In order to accommodate the budgeting process and the need to commit scholarships in the spring semester, for the following year, the Endowment return of any year will be allocated and budgeted for expenditures of the succeeding year. The actual distribution of funds will be made after the close of the fiscal year in which funds are earned.

Spending will be limited to 5% of the average market value of the Endowment over the preceding five fiscal years ended June 30 subject to the following limitation:

Any excess of total return over the spending allowance shall be added to Endowment principal, whether resulting from appreciation or current yield.

Amounts not spent by the individual operating accounts supported by the Endowment can be carried forward for budgetary use in the next fiscal year.

Individual operating accounts supported by allocations from the Endowment should be managed so as to spend less than the amount available, leaving some flexibility for years in which the total return results in reduced or relatively flat spending allowance.

Short-Term Investments

This policy applies to the investment of operational funds (Operating Fund) of the University. Investment of bond proceeds must also comply with all sections of this policy unless otherwise noted. This policy does not apply to the endowments held by the University and the Foundation.

The University’s short-term funds will be invested in marketable, publicly traded, investment grade short-term fixed income instruments, notes and debentures denominated in U.S. dollars with an investment horizon of no more than two years. Examples of short-term funds include, but are not limited to, Operational Funds and Bond Proceeds.

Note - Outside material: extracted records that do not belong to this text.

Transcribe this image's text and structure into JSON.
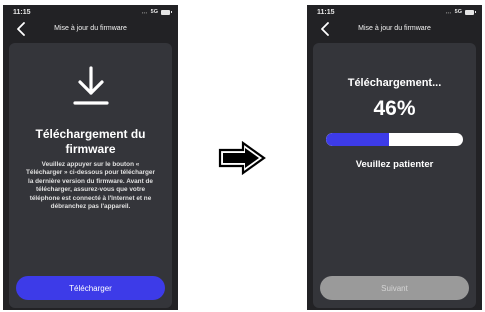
{
  "screens": [
    {
      "status_time": "11:15",
      "status_network": "5G",
      "nav_title": "Mise à jour du firmware",
      "icon": "download-icon",
      "title": "Téléchargement du firmware",
      "description": "Veuillez appuyer sur le bouton « Télécharger » ci-dessous pour télécharger la dernière version du firmware. Avant de télécharger, assurez-vous que votre téléphone est connecté à l'Internet et ne débranchez pas l'appareil.",
      "button_label": "Télécharger",
      "button_color": "#3d3be8"
    },
    {
      "status_time": "11:15",
      "status_network": "5G",
      "nav_title": "Mise à jour du firmware",
      "title": "Téléchargement...",
      "progress_text": "46%",
      "progress_value": 0.46,
      "subtitle": "Veuillez patienter",
      "button_label": "Suivant",
      "button_state": "disabled"
    }
  ],
  "transition_icon": "right-arrow-icon",
  "colors": {
    "background": "#ffffff",
    "phone_background": "#222225",
    "card_background": "#34353a",
    "accent": "#3d3be8",
    "disabled_button": "#9a9a9a"
  }
}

Authorized Investments for Short-Term Funds

The University’s short-term investment funds shall be appropriately diversified to control overall risk. The University is authorized to use any of the following investment instruments for short-term funds:

U.S. Government securities, U.S. Government Agency securities, and U.S. Government guaranteed securities.

U.S. Treasury and Agency bills and notes.

Investment grade corporate bonds (A or better).

Certificates of deposit (collateralized) at banks with which the University has a depository agreement.

Commercial paper with the credit ratings of A l+ or Al received from Standard & Poor’s Ratings Group and Pl from Moody’s Investors Service.

Money market funds rated AAA by Standard & Poor’s Ratings Group.

Repurchase agreements collateralized by U.S. Government issues and U.S. Government Agency issues.

Bankers’ acceptances.

Other similar short-term investment instruments of like or better quality.

Policy Review

This policy shall be reviewed on an annual basis to evaluate the performance and risk exposures in accordance with the University’s primary investment objective. This policy is subject to change upon recommendations of the President, Vice­ President for Finance & Administration and their designees and upon approval by the Board of Regents of New Mexico Highlands University.

Received unanimous approval by New Mexico Highlands Faculty Senate, Student Senate and Staff Senate for our Business Office Policies.  See Paula Escudero, Comptroller for approval dates and for any concerns addressed by the committees.